Aku hanya bisa menatap itu dengan tatapan kosong. Sekosong pikiranku yang
menunggu kedatangan paman.
“Hai
Atin, bagaiman nilai mu? kok aku belum lihat orang tuamu?” Lagi – lagi Dea
selalu mengangetkanku dan muncul saat aku tengah berpikir. Saat itu Dea bersama
ayahnya. Seorang yang siapapun berdiri disampingnya akan berbangga diri.

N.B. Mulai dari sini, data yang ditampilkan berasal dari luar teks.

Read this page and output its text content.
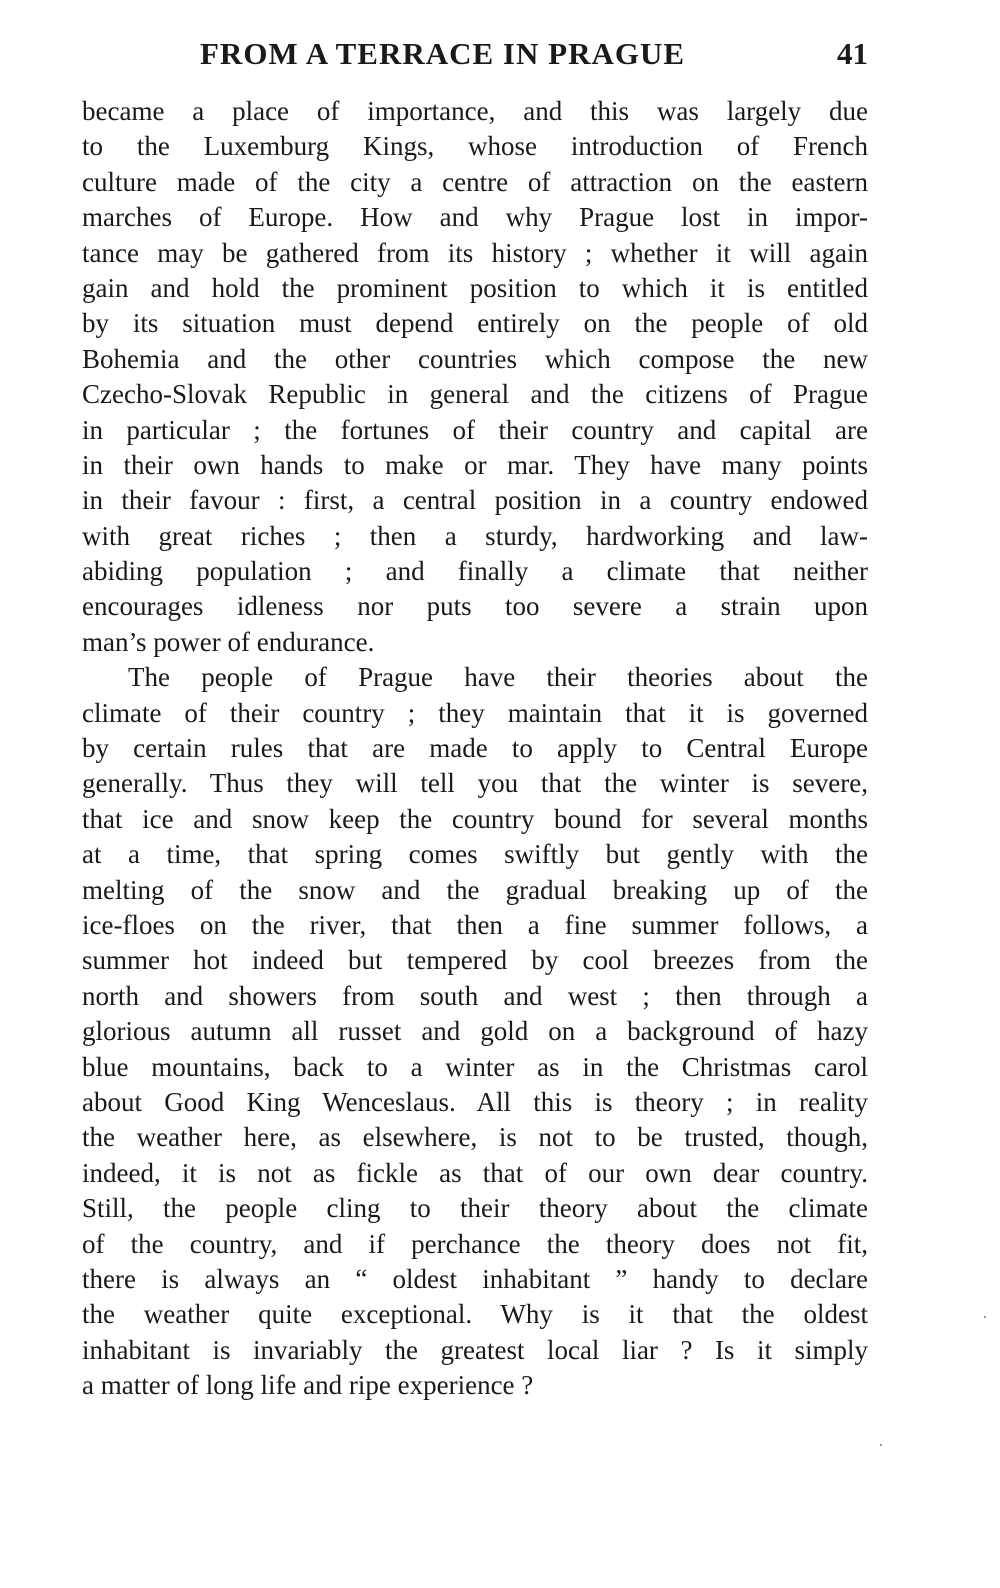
FROM A TERRACE IN PRAGUE	41
became a place of importance, and this was largely due
to the Luxemburg Kings, whose introduction of French
culture made of the city a centre of attraction on the eastern
marches of Europe. How and why Prague lost in impor-
tance may be gathered from its history ; whether it will again
gain and hold the prominent position to which it is entitled
by its situation must depend entirely on the people of old
Bohemia and the other countries which compose the new
Czecho-Slovak Republic in general and the citizens of Prague
in particular ; the fortunes of their country and capital are
in their own hands to make or mar. They have many points
in their favour : first, a central position in a country endowed
with great riches ; then a sturdy, hardworking and law-
abiding population ; and finally a climate that neither
encourages idleness nor puts too severe a strain upon
man’s power of endurance.
The people of Prague have their theories about the
climate of their country ; they maintain that it is governed
by certain rules that are made to apply to Central Europe
generally. Thus they will tell you that the winter is severe,
that ice and snow keep the country bound for several months
at a time, that spring comes swiftly but gently with the
melting of the snow and the gradual breaking up of the
ice-floes on the river, that then a fine summer follows, a
summer hot indeed but tempered by cool breezes from the
north and showers from south and west ; then through a
glorious autumn all russet and gold on a background of hazy
blue mountains, back to a winter as in the Christmas carol
about Good King Wenceslaus. All this is theory ; in reality
the weather here, as elsewhere, is not to be trusted, though,
indeed, it is not as fickle as that of our own dear country.
Still, the people cling to their theory about the climate
of the country, and if perchance the theory does not fit,
there is always an “ oldest inhabitant ” handy to declare
the weather quite exceptional. Why is it that the oldest
inhabitant is invariably the greatest local liar ? Is it simply
a matter of long life and ripe experience ?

Pengusaha, kaya, dan tampan.
“Entahlah,
aku pun sedang menunggu mereka.” Kataku lemas.
“Oh
iya, aku lupa mengenalkan ayahku. Ayah, ini Atin, orang yang sering aku
ceritakan.” Lanjut Dea. Aku pun salah tingkah dan bingung. Ayah Dea tersenyum
manis padaku.
“Perkenalkan
aku Atin.” Ujar ku, berusaha seramah mungkin lantas menyalami tangannya.
“Oh..
eh.. ah.. ah.. eh.. ah.. oh... eh.. oh.. ah.. ah.. oh.” Ayah Dea berkata padaku
dengan cara yang aneh. Aku tidak mengerti apa yang Ayah Dea katakan. Mataku
terbelalak dan menatap Atin tajam. Penuh dengan seribu tanya.
“Oh
maaf, aku lupa cerita soal ini, pasti kamu terkejut ya? Ayah ku seorang tuna
wicara.” Ungkap Dea dengan tersenyum simpul.
“Tu..na..
wi.. ca.. ra!” Kataku terbata – bata.
“Yah,
sejak kecil ayah tunawicara. Tapi aku bangga dan sama sekali tidak malu pada
ayah. Tanpa ayah, aku tidak mungkin bisa sebesar ini. Tanpa ayah, aku tidak
mungkin bisa sekolah. Tanpa ayah, aku tidak mungkin berada di dunia ini. Aku
bisa melihat bagaimana ayah bekerja keras membanting tulang untuk memenuhi
kehidupan aku dan ibu. Itu semua tidak akan terbalaskan.” Jelas Dea.
Dea
kemudian memeluk ayahnya. Aku hanya bisa melihat itu dengan bergeming. Sebuah
pemandangan yang hangat. Sangat hangat, hubungan seorang ayah dan putrinya.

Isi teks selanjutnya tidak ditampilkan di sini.